Pourtant, la vie repart à partir des 5% d’espèces marines et des 30% d’espèces terrestres qui forment le petit reste. Elle repart pour un nouveau cycle dominé par les reptiles, les mammifères ovipares (ils allaitent mais pondent des œufs ; il n’en reste qu’un représentant, l’ornitorynx) et les oiseaux, cycle qui voit aussi l’apparition des plantes à fleurs et s’achève par une nouvelle extinction massive vers 65 MA. Ce cycle des dinosaures commence vers 245 MA, soit une période de latence de 7 MA par rapport au début de la grande extinction. Il dure donc en tout 180 MA.

Vient alors le dernier cycle, celui des mammifères et de l’homme, encore en cours. Si les écologistes qui crient à la sixième extinction massive ont raison, mais j’ai des doutes car les chiffres avancés ne sont pas tous fiables, il aura duré dans les 65 MA. On voit donc également s’opérer entre les cycles de la planète et de la vie une forme d’accélération. Lorsque l’on construit la courbe globale depuis l’apparition de la première cellule, on s’aperçoit étrangement qu’elle prend sans hiatus la suite de l’histoire du cosmos depuis le Big Bang et, plus étonnant encore, que l’histoire des connaissances scientifiques de l’humanité (nous ne parlons pas ici du sacré, de l’art ou des relations sociales mais du seul buissonnement interculturel cumulatif) garde la même forme, un faisceau d’ondes amorties que l’on peut lisser par une exponentielle très abrupte, presque une factorielle. Or la théorie des quatre âges peut aussi s’exprimer par une exponentielle. 
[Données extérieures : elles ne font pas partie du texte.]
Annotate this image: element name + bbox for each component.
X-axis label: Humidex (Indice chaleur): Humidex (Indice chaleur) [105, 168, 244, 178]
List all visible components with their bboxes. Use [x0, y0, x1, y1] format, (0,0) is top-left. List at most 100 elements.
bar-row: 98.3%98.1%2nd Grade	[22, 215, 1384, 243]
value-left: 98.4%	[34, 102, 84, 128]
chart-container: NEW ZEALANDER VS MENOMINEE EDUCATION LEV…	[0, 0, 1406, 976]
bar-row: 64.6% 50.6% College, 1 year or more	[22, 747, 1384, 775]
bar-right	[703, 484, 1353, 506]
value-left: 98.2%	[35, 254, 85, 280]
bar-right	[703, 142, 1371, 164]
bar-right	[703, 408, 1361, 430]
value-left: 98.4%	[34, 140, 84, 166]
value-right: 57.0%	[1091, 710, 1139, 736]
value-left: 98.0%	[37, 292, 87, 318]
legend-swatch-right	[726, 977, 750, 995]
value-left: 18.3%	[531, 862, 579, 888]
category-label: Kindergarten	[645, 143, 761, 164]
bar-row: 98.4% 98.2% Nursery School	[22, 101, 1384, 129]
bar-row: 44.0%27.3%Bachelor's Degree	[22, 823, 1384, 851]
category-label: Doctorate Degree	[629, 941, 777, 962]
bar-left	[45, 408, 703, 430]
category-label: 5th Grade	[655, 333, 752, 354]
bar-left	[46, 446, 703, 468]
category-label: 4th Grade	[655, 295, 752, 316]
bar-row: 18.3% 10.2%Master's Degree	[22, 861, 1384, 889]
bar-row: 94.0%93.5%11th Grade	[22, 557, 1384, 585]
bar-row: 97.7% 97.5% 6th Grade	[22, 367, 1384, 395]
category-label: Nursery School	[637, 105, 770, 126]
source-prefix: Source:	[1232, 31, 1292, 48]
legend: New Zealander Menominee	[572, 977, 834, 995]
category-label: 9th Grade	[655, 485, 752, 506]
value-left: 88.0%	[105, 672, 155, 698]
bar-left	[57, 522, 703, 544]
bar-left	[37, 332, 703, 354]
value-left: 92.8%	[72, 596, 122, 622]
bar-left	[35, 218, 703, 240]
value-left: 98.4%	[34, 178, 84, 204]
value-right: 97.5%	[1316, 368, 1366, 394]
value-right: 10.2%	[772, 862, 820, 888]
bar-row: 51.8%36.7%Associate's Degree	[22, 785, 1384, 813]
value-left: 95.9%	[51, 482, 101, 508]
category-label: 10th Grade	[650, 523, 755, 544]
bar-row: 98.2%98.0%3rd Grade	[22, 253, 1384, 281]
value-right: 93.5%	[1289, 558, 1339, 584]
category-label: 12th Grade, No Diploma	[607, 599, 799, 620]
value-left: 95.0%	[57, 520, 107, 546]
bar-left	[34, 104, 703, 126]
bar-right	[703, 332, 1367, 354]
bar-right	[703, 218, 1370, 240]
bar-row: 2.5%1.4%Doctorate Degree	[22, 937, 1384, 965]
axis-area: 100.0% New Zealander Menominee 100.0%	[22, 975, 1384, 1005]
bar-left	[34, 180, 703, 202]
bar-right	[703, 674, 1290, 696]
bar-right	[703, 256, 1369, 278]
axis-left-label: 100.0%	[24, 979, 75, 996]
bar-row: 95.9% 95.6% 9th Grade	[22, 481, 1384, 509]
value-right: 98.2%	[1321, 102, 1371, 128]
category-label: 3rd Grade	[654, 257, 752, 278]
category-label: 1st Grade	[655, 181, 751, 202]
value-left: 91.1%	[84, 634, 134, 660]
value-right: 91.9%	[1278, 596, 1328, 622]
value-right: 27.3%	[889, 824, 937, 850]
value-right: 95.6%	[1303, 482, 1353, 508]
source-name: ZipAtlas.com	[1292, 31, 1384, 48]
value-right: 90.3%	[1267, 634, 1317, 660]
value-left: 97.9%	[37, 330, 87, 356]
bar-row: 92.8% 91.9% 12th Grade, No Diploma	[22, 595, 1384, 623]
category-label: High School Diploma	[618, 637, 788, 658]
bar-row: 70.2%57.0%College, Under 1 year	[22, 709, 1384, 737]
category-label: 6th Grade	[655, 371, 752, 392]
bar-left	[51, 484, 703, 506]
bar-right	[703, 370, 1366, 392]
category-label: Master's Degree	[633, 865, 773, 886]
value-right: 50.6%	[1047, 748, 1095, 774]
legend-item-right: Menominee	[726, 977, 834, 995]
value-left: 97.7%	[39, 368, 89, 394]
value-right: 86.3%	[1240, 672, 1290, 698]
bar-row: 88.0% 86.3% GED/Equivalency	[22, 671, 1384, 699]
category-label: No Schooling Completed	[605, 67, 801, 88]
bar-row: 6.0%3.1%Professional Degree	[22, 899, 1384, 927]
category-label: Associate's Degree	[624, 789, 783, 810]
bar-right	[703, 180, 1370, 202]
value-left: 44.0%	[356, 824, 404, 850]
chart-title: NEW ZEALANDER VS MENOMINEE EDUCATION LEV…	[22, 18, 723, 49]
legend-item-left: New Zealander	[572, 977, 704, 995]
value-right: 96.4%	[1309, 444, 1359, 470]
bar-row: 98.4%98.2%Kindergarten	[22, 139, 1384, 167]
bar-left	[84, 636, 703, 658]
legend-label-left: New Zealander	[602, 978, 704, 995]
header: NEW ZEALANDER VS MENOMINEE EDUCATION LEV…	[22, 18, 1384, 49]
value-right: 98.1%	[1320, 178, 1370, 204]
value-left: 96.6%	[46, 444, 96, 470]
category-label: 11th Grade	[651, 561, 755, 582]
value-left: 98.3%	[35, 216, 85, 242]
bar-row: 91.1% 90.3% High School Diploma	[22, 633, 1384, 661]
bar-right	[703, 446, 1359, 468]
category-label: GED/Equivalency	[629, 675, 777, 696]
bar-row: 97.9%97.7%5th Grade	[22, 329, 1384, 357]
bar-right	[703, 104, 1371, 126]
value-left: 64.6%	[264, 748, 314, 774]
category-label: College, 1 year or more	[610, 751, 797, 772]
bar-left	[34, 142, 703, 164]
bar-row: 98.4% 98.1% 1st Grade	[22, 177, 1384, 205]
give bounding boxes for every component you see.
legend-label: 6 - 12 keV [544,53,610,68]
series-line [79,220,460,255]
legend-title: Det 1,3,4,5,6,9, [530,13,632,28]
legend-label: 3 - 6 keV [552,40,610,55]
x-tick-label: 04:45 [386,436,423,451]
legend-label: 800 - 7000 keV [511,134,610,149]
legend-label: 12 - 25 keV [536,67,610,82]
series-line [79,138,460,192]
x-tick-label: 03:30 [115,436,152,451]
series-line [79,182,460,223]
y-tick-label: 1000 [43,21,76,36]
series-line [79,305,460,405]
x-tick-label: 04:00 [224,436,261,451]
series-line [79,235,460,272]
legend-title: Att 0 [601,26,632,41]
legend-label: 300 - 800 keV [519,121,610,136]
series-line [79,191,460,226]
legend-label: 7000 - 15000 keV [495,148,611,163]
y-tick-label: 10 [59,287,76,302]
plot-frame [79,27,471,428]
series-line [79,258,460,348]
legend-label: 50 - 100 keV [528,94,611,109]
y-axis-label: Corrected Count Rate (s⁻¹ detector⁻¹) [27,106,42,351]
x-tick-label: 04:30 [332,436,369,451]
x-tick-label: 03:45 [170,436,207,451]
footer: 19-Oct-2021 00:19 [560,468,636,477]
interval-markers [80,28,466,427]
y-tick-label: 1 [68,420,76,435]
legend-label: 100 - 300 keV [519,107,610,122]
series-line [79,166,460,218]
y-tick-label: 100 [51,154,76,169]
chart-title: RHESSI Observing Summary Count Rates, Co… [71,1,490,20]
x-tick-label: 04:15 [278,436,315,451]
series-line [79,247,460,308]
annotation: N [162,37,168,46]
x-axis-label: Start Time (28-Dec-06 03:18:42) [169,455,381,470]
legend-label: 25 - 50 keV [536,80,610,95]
La tradition indienne parle de sept manvantaras, le dernier étant le nôtre, et les datent ainsi :
1. Svâyumbhuva Manvantara, 1973 à 1665 MA, soit une durée de 308 MA
2. Svârocisa M., 1665 à 1356 MA, soit 309 MA
3. Uttama M., 1356 à 1047 MA, soit 309 MA
4. Tâmasa M., 1047 à 738 MA, soit 309 MA
5. Raivata M., 738 à 429 MA, soit 309 MA
6. Câksusa M. 429 à 120 MA, soit 309 MA
7. Vaisvasvata M. 120 MA à nos jours.
Les dates ne correspondent pas à celles que nous avons dégagées des grandes extinctions mais le point de départ, vers 1,9 GA, est quasiment celui du début des eucaryotes après la crise de l’oxygène. De plus nous sommes loin des 309 MA dans l’actuel manvantara, donc loin de la fin de notre monde, même s’il faut envisager celle d’un mahâyuga.

1 Toutes les dates sont données BP, Before Present, le présent en question ayant été fixé arbitrairement en 1950. Quand on calcule en GA ou en MA, cela ne change pas grand chose.
2 C’est plus court que les 25920 ans de la Grande Année platonicienne, mais du même ordre de grandeur.